Economists estimate that there are more than 2 million fewer occupied homes in the country than there would have been had Americans continued forming households at the rate they did before the recession. The slowdown has lowered demand for housing as well as for furnishings and appliances, placing a further drag on the economy.
“Although reasons for household sharing are not discernible from the survey, our analysis suggests that adults and families coped with challenging economic circumstances over the course of the recession by joining households or combining households with other individuals or families,” said Laryssa Mykyta, a report co-author and a Census Bureau analyst.
The report added that such moves proved beneficial, with many Americans escaping poverty by sharing homes with families or friends.
The poverty rates for shared households were lower than for other households, although the adults who made up those households individually had high rates of personal poverty, which are defined by federal guidelines.

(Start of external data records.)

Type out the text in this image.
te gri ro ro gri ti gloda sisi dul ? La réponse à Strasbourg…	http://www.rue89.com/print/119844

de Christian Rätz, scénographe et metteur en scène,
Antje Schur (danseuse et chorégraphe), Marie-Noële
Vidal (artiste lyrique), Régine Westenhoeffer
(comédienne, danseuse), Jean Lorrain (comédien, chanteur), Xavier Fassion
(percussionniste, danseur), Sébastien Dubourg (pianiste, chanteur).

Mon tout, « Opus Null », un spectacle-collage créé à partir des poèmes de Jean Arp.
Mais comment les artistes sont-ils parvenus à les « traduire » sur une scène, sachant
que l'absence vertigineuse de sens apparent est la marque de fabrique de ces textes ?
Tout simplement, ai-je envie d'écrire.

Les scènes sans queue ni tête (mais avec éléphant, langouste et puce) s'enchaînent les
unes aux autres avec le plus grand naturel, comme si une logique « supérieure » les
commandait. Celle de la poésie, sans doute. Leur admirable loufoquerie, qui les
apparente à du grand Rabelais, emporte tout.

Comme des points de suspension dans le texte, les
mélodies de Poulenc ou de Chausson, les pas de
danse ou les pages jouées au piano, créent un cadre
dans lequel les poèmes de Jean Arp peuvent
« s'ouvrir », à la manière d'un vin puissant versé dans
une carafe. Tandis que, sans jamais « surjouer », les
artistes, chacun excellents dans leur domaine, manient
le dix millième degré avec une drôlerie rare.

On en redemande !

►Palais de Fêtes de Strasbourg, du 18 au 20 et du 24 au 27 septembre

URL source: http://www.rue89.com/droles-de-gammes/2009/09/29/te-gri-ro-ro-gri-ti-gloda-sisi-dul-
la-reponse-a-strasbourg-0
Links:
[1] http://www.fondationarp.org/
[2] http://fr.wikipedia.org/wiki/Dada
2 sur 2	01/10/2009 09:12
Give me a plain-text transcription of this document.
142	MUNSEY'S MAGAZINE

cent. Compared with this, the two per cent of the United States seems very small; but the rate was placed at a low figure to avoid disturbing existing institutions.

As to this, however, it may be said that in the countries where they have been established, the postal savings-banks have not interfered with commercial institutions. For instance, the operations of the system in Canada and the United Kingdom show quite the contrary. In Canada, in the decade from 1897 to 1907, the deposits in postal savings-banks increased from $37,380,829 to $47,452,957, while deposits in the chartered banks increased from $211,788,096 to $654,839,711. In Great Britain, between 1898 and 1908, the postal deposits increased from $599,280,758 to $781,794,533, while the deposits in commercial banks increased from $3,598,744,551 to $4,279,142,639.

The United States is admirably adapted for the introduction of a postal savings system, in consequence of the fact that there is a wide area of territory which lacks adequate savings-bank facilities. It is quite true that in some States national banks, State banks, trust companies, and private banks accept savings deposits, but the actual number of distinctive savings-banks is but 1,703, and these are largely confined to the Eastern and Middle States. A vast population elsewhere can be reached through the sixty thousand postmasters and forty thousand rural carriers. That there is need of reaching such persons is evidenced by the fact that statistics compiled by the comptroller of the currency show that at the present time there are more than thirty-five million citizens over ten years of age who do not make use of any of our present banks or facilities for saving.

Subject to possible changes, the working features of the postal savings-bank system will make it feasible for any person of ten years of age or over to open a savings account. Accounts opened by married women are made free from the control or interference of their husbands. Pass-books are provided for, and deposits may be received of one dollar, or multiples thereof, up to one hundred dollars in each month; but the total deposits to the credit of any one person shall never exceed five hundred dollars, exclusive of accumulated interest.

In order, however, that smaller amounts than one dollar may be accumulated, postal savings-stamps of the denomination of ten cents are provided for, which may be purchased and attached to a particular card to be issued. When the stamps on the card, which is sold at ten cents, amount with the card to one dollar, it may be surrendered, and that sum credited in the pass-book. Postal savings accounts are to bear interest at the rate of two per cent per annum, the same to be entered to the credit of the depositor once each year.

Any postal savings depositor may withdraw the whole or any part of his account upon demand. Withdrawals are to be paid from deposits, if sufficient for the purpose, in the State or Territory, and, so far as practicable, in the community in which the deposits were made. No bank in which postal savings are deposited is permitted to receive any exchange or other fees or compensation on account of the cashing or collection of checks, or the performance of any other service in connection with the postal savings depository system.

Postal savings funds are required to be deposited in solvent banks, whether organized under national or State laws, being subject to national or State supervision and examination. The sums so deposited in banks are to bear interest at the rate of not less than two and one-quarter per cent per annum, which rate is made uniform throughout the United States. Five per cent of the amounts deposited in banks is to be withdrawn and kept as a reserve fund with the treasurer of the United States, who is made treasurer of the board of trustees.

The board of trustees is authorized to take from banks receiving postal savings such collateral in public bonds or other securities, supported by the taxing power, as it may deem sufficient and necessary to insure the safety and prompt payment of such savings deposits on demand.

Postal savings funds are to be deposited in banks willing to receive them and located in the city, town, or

That was especially true for young adults. Those who lived with their parents had a poverty rate of 8.4 percent, but that figure included the entire household in calculating income. If the poverty status was determined using solely individual incomes, the poverty rate for those doubled-up young adults would have been 45.3 percent, according to the Census Bureau.
“It is difficult to assess the precise impact of household sharing on economic well-being,” Mykyta said. “But the higher personal poverty rates for adults heading shared households suggests that this group has fewer individual resources than their counterparts.”
Overall, 27.7 percent of adults — 61.7 million people — were doubled up in households in 2007, a number that rose to 69 million, or 30.1 percent, in 2010.
The Census Bureau defines “doubled up” households as those that include at least one “additional” adult — a person 18 or older who is not enrolled in school and is not a spouse or live-in partner.
Americans were most likely to double up with other family members, the report found. In 2010, adult children accounted for 46 percent of those who doubled up, while parents who moved in with their adult children made up another 13 percent. Siblings, grandchildren and other relatives accounted for nearly 23 percent of those who doubled up, the report said.